Mom-and-Pop Stores ‘Blindsided’ by City Crackdown on Signs

Mom-and-pop shops have a bone to pick with Mayor Bill de Blasio. They say instead of saving NYC businesses, he’s sinking them. Photo Credit: Drew Angerer/Getty Images

By: Hellen Zaboulani

Mom-and-pop shops have a bone to pick with Mayor Bill de Blasio. They say instead of saving NYC businesses, he’s sinking them.

Small business owners throughout the five boroughs of New York City are overwhelmed and surprised that the Mayor has launched a crackdown on storefront signage, based on a forgotten, 50-year-old law. The owners will now be slapped with thousands of dollars in fines for many of the signs and awnings they have had and put up regularly which do not precisely follow the letter of the intricate law. Fines are being handed out if the sign doesn’t meet the code, is incorrectly installed, or doesn’t have a permit.

As reported by the NY Post, the businesses are tearing down their old non-compliant signs but don’t have the means to properly upgrade in a timely manner, so they are putting up instead little plastic banners. Streets are now adorned by 2-by-5-feet banners used as signage for even 20-foot storefronts. Permits can be obtained for old signs but the process is tricky and costly.

The unsightly displays are particularly vivid in Jamaica Avenue, extending from Jackie Robinson Parkway in Brooklyn’s East New York to Queen’s Woodhaven. “It looks like a Third World country here,” complained Margie Schmidt, whose grandfather opened Schmidt’s Candy nearly a century ago in Woodhaven. “Yucky, icky.”
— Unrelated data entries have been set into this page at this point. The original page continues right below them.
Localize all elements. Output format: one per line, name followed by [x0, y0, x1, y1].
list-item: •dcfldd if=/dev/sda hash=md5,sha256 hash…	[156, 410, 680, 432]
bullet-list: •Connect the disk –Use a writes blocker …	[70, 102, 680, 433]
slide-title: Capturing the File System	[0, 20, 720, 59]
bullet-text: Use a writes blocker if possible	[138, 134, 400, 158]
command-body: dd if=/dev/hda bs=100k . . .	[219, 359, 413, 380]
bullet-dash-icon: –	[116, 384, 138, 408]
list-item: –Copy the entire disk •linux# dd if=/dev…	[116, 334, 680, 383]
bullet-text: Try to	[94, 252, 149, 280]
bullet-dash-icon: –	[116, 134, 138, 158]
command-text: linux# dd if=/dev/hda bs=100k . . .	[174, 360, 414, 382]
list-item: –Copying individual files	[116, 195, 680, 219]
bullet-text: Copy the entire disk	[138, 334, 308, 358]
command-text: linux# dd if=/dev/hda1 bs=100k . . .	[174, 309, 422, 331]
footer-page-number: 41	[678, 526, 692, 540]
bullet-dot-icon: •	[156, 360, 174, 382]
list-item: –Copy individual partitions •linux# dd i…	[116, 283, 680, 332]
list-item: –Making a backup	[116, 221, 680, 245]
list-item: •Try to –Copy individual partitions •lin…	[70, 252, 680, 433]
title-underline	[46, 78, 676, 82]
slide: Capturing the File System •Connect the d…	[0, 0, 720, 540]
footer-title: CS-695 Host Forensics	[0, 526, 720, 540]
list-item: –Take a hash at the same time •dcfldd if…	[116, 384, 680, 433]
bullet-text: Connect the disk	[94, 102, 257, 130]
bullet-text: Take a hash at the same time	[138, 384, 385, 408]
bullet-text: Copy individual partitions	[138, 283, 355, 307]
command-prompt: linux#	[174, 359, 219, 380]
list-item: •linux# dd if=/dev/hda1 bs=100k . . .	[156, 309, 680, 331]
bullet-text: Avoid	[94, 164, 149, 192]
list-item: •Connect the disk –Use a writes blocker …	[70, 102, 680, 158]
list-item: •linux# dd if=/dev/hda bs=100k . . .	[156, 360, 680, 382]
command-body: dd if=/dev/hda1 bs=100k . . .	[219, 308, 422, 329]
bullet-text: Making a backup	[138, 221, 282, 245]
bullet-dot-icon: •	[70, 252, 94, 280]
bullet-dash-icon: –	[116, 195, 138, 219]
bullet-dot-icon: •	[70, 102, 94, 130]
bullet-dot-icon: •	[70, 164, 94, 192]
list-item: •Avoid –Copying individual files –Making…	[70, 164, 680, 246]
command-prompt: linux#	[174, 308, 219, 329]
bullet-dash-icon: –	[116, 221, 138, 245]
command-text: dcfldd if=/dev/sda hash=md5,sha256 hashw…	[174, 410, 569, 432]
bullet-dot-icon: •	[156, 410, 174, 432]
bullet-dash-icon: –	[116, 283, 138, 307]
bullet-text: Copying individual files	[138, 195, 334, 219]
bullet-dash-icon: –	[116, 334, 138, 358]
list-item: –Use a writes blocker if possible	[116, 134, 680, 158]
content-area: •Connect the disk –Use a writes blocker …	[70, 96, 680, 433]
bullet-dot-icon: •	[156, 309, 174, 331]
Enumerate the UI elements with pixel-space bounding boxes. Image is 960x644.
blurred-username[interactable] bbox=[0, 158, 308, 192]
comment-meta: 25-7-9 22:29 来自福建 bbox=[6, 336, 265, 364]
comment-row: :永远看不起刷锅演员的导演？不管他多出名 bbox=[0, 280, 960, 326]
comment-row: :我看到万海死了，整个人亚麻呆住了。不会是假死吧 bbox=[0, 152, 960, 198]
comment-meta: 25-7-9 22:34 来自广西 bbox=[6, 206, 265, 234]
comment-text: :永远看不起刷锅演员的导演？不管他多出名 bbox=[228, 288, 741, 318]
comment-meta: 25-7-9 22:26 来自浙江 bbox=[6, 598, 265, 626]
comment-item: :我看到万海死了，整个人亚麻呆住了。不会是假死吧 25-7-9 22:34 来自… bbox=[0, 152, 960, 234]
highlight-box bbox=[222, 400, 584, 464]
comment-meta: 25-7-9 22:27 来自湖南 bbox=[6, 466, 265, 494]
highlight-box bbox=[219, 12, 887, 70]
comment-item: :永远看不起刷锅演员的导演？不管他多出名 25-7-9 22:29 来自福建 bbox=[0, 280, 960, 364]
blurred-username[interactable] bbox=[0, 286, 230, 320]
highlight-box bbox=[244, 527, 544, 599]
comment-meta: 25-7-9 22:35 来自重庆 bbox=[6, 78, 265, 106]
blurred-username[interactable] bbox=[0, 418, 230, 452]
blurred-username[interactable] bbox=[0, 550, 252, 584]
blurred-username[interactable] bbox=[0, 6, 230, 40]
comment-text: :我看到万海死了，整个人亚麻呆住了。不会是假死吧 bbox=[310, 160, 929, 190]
One owner, Paul Vasiliadis, described his dismal situation to the Post. “Blindsided,” he said. “That’s how I feel — blindsided.” He has been operating Avenue Diner at 91-06 Jamaica Ave for the past decade. He currently has a back-lit sign he paid $6,000 for when he first opened. Now, he must take the sign down or will be fined. A proper replacement sign will run him roughly $9,500 to $14,000. It will also require a special permit, as anything bigger than 6 square feet is considered oversized. Now he says he will need to take out a loan, when the restaurant’s business is already tough in the winter, to replace his sign with a similar but compliant one.

According to the Post, the whole ordeal began when the city’s 311 helpline received an unexplained, mysterious spike in complaints about street sign violations. The complaints were heavily targeting the areas of Sunset Park, East New York and Woodhaven. In response, the Department of Buildings started taking notice and has been cracking down on businesses since the end of 2017. Thousands of dollars in tickets have been assessed, leading even the city council to have mercy and place a freeze on tickets until February 2021.

“The enforcement, all of the sudden, looks very punitive – to generate revenue,” said Bill Wilkins of the East Brooklyn Business Improvement District, about DOB’s crackdown. “That’s abuse, and that’s why shop owners throw up their hands and leave the community.” Wilkins is pointing a finger at Mayor de Blasio for allowing the sign insanity, while all the while feigning the role of someone on the side of small business.

“Everything starts from the top. If the mayor wanted to do something about it, he would,” said another business owner. “Folks are struggling,” continued Frank Castelli of Beat the Clock Printing store, on Jamaica Ave. “It’s hard enough to do business in New York.”

In August, the Department of Finance started a six-month initiative to reduce and sometimes even overlook the penalties and interest. That amnesty program, however, ended last Tuesday. Spokesman for the DOB, Andrew Rudansky claims the DOB had to investigate the complaints, once they were called in. He admits that getting even the price for a new permit can be tricky, as it is dependent on several variables. But Rudansky says DOB officials are doing their best to spread the word about the law, by visiting stores, doing town hall meetings and distributing pamphlets in 14 languages.